Hodgart & Co. v. United States

BARBER, Judge,

delivered the opinion of the court.

The merchandise involved here is known as “planit” packing and is used for engine packing and calking purposes. It is not designed to be melted, but to be put in .place by pounding. It was entered at the port of Chicago in October, 1909; was assessed for duty as a manufactured article wholly or in chief value of metal under the provisions of paragraph 199 of the tariff act of 1909, which reads as follows:

199. Articles or wares not specially provided for in this section, composed wholly or in part of iron, steel, lead, copper, nickel, pewter, zinc, gold, silver, platinum, aluminum, or other metal, and whether partly or wholly manufactured, forty-five per centum ad valorem.

The importers claimed the merchandise to be dutiable as waste under paragraph 479 of the same act, which is as follows:

479. Waste, not specially provided for in this section, ten per centum ad valorem.

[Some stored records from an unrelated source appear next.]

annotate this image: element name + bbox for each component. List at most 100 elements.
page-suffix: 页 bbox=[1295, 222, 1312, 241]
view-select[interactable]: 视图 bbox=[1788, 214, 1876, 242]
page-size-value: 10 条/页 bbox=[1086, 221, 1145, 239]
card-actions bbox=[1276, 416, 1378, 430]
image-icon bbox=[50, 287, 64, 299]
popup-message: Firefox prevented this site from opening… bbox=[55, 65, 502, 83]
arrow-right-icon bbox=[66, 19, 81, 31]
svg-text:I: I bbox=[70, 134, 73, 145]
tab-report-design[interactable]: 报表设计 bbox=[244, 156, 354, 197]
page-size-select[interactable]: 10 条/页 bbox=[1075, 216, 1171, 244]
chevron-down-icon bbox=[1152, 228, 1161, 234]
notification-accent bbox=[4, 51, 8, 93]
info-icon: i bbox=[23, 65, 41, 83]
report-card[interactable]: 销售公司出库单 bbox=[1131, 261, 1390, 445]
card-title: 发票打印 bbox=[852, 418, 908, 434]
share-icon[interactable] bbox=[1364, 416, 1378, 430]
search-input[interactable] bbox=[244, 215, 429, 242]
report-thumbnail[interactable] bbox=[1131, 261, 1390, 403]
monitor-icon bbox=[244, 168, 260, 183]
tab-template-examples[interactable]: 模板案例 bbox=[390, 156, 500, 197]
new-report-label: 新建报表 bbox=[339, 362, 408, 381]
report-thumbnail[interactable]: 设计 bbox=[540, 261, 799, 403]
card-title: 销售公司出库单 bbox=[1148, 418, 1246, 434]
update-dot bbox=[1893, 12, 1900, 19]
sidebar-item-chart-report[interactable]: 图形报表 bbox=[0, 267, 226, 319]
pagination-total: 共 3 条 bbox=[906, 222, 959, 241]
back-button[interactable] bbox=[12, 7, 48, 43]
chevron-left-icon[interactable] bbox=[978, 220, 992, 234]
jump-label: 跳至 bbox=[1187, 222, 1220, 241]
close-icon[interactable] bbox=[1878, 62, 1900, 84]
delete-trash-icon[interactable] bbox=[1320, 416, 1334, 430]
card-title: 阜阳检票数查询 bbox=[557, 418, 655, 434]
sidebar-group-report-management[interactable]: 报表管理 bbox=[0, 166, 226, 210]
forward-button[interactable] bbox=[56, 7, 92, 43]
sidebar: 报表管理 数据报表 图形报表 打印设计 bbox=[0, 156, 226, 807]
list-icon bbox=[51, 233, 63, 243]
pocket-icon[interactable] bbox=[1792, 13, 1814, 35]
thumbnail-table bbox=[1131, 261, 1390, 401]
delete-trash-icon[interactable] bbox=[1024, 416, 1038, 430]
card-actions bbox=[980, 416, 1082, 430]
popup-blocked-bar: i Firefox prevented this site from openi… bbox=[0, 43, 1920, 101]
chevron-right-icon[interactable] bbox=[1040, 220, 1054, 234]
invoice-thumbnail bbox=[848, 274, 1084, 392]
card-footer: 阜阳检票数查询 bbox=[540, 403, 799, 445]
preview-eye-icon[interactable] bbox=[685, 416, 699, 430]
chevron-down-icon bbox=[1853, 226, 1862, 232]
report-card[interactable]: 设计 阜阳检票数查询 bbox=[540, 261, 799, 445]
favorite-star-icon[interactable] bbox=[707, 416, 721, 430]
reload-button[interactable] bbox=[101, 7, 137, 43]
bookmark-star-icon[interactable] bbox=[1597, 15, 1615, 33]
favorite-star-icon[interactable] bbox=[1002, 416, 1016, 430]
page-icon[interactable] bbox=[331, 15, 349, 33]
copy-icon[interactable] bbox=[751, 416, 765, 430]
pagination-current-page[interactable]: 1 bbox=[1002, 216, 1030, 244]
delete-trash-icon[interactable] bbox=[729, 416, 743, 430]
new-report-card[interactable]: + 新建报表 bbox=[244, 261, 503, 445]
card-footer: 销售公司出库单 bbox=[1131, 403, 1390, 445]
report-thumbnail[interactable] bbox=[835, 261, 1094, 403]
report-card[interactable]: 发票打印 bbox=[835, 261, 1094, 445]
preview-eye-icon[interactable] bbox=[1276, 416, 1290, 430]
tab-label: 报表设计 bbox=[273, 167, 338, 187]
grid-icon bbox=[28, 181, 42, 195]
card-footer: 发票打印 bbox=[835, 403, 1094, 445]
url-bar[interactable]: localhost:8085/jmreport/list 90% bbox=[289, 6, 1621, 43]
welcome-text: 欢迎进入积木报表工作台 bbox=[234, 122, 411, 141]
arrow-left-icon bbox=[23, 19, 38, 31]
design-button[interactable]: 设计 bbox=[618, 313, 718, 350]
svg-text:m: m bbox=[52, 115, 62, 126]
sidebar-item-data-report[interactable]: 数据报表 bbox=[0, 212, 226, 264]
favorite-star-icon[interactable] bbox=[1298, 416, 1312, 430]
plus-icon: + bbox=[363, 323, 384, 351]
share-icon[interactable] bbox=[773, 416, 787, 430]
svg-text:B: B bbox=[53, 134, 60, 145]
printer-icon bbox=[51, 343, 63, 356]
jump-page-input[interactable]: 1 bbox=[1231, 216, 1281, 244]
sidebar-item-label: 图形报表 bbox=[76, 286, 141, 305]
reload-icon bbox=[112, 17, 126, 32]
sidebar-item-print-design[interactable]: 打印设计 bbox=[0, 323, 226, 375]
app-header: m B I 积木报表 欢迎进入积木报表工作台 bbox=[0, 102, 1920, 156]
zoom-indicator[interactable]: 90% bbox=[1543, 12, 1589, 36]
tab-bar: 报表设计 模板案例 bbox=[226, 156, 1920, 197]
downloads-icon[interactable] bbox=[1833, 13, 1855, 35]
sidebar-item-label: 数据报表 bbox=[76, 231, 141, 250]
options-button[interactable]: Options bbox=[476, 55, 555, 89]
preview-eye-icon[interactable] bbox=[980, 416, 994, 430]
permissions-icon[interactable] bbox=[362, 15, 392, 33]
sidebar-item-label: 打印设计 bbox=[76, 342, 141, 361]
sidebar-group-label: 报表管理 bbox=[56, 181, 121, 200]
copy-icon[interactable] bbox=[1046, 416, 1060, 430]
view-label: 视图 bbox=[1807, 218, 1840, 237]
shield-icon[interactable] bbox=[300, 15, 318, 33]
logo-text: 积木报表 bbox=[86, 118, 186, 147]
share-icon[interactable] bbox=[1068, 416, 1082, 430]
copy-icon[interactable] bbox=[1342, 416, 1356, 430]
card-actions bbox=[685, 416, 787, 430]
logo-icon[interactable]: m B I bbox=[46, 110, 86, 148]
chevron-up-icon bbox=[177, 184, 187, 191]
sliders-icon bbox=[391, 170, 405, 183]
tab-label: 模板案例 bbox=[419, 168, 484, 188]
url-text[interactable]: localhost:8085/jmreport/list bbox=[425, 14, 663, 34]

The Board of General Appraisers overruled the protests.

The only evidence is a sample of the importation and the testimony of one witness on behalf of the importers. From the latter it appears that the importation is composed of tin parings and lead shavings, and that these shavings are obtained by the use of a lathe in the ordinary methods of turning bars of metal to shape and form. In what proprotion these tin parings and lead shavings are combined to constitute the merchandise before us the record does not show, nor does it appear therefrom how the same are united to form the “Planit” packing. .

We are unable to discover in the record evidence sufficient to justify the conclusion that the importation is waste.

*312While it is argued for the importers that the packing is composed of shavings of tin and-lead gathered up after they have been cut off by a sharp-edged instrument in the process of manufacturing other articles, which shavings, it is claimed, before being gathered up are waste, yet the record does not disclose clearly that such is the fact. The importers did not show how this “Planit” packing is made.

As a result of their combination, whatever it may be or however accomplished, these parings and shavings after being united have received a new commercial designation, namely, “Planit packing.”

So far as the evidence discloses it is just as reasonable to infer that these shavings were produced for the express purpose of manufacturing this engine packing as it is to infer that they are the waste products of some other manufacture, as claimed by the importers. The appearance of the sample of the importation before us is suggestive of the fact that it has been specially prepared and fitted for calking purposes and tends to negative the claim that it is waste.

We think, as did the board, that the evidence is insufficient to overcome the presumption of the correctness of the collector’s classification.